Sebut saja seperti, bupati dan wakil bupati Klaten (Sri Hartini & Sri Mulyani), wakil
Walikota Semarang (Hevearita Gunaryati Rahayu), Mirna Annisa (Bupati Kendal), Sri
Sumarni (Bupati Grobogan), Idza Priyanti (Bupati Brebes), Kusnidar Untung Yuni
Sukowati (Bupati Sragen), Siti Masitha Soeparno (Walikota Tegal), serta sederetan nama
mentri yang sedang menjabat saat ini. Keberhasilan pemimpin perempuan dalam
menjalankan pemerintahan, nantinya yang akan menggempur pandangan-pandangan yang
bias gender. Serta akan melucuti dalil-dalil yang bernuansa misoginis. Sehingga, nilai-nilai
egalitairanisme (kesetaraan) akan terwujud di dalam masyarakat. Perempuan tidak lagi
sebagai ajang diskriminasi. Justru akan menjadi rival yang harus diperhitungkan dalam
pentas kepemimpinan publik.
Kuota 30% untuk Perempuan di Kursi Parlemen
30% adalah angka yang cukup besar untuk sebuah representasi. Angka ini secara khusus
diberikan kepada kaum perempuan untuk berperan aktif dalam dunia politik. Melalui UU

No. 2 dan No. 10 Tahun 2008, mengharuskan partai politik menyertakan keterwakilan
perempuan minimal 30% dalam pendirian maupun dalam kepengurusan di tingkat pusat
sebagai prasyarat mengikuti pemilu.
Menurut PBB (Peserikatan Bangsa-Bangsa), angka 30% merupakan jumlah yang
memungkinkan terjadinya suatu perubahan dan membawa dampak positif pada kualitas
keputusan yang diambil pada suatu lembaga pemerintahan.
Namun, sangat disayangkan, bahwa sejak pemilu 2004 angka 30% belum pernah
terpenuhi. Ini mengakibatkan posisi Indonesia berada diperingkat keenam ASEAN terkait
keterwakilan perempuan dalam parlemen. Proporsi ini masih sangat rendah, apalagi jika
dibandingkan dengan negara-negara di dunia (Tirto.id).
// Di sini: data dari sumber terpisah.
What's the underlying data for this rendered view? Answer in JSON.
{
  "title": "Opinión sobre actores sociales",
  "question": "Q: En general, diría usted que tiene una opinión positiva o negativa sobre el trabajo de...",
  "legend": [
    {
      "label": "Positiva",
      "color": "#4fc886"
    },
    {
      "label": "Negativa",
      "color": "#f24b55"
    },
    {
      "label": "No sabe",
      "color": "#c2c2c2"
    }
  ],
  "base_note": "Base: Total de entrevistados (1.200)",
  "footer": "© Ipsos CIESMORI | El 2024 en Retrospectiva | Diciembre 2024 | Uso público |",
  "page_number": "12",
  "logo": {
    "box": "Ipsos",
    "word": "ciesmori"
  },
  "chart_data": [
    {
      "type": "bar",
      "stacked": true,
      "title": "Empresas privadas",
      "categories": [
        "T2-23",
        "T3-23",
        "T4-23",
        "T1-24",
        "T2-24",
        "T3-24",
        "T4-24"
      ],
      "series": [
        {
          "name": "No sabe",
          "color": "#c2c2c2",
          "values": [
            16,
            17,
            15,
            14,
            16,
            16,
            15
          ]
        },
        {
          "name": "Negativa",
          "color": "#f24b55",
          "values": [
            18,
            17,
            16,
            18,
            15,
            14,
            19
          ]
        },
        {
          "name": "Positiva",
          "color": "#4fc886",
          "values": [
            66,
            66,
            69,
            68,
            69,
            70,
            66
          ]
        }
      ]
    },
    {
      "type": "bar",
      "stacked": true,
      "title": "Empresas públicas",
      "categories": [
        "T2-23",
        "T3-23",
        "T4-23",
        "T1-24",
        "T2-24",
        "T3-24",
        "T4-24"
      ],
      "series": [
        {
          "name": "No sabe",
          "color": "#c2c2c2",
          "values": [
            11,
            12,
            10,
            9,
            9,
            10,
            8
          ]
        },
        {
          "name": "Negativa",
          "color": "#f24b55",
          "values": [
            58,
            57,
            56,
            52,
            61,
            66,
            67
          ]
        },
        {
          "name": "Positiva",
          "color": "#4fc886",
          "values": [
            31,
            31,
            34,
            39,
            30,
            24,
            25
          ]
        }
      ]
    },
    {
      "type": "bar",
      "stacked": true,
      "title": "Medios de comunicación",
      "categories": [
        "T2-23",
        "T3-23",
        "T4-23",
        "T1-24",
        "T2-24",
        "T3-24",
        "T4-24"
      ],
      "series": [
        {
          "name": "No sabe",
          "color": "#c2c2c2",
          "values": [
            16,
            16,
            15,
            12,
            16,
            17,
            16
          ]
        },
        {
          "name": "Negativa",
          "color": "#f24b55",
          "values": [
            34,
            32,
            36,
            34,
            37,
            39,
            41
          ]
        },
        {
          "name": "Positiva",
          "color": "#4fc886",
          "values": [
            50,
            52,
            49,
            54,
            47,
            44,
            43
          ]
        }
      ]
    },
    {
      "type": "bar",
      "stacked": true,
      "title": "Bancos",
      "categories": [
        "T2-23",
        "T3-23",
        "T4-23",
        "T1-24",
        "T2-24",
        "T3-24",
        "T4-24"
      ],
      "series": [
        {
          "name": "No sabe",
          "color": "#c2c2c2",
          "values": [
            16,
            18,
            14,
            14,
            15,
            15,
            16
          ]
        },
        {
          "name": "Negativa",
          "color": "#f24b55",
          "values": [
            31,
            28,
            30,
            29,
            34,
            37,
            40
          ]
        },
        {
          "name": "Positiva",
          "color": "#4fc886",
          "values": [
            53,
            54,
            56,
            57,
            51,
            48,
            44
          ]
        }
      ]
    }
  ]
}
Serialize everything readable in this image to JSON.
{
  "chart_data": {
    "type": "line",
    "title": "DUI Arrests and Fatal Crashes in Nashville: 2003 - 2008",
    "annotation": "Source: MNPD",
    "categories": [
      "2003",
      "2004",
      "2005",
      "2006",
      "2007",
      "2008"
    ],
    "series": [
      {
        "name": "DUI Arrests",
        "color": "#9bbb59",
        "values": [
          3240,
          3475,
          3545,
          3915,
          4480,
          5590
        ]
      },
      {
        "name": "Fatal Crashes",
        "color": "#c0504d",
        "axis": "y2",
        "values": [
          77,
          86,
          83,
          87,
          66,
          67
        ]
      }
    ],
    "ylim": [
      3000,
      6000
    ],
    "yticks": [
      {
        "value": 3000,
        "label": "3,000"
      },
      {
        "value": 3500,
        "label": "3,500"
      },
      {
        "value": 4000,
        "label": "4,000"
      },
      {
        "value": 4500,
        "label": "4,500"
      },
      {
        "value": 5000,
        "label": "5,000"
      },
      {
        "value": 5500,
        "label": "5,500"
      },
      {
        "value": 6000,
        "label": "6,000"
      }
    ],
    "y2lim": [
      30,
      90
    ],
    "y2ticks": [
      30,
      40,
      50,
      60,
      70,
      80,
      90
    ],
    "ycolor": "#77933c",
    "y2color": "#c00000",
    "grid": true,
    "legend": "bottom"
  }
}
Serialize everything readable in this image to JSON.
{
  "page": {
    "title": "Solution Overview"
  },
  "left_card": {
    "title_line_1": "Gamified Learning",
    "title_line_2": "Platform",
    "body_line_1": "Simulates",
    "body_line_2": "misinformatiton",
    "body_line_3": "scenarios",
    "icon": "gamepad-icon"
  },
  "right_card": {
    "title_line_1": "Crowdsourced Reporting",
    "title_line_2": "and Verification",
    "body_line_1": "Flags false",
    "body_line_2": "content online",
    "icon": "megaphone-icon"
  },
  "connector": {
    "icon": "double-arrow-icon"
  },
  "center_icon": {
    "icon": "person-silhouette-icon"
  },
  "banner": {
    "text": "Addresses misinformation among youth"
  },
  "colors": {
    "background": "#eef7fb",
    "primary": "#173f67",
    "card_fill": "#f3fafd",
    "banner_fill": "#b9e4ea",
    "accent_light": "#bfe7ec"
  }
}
Berdasarkan data Proyeksi Penduduk Indonesia 2010-2035, dari total 261,9 juta
penduduk Indonesia pada 2017, penduduk perempuannya berjumlah 130,3 juta jiwa atau
sekitar 49,75 persen dari populasi. Sayangnya, besarnya populasi perempuan tersebut tidak
terepresentasikan dalam parlemen. Proporsi perempuan di kursi DPR jauh lebih sedikit bila
dibandingkan dengan proporsi laki-laki (Tirto.id).

Rendahnya keterwakilan perempuan dalam parlemen menjadikan sebuah cermin
bersama, betapa pentingnya perempuan untuk berkiprah di dunia politik. Kehadiran
perempuan akan memberikan dampak positif dan otoritas kebijakan yang pro perempuan.

Karena, seringkali anggota laki-laki tidak dapat sepenuhnya mewakili kepentingan
perempuan disebabkan perbedaan pengalaman dan kepentingan.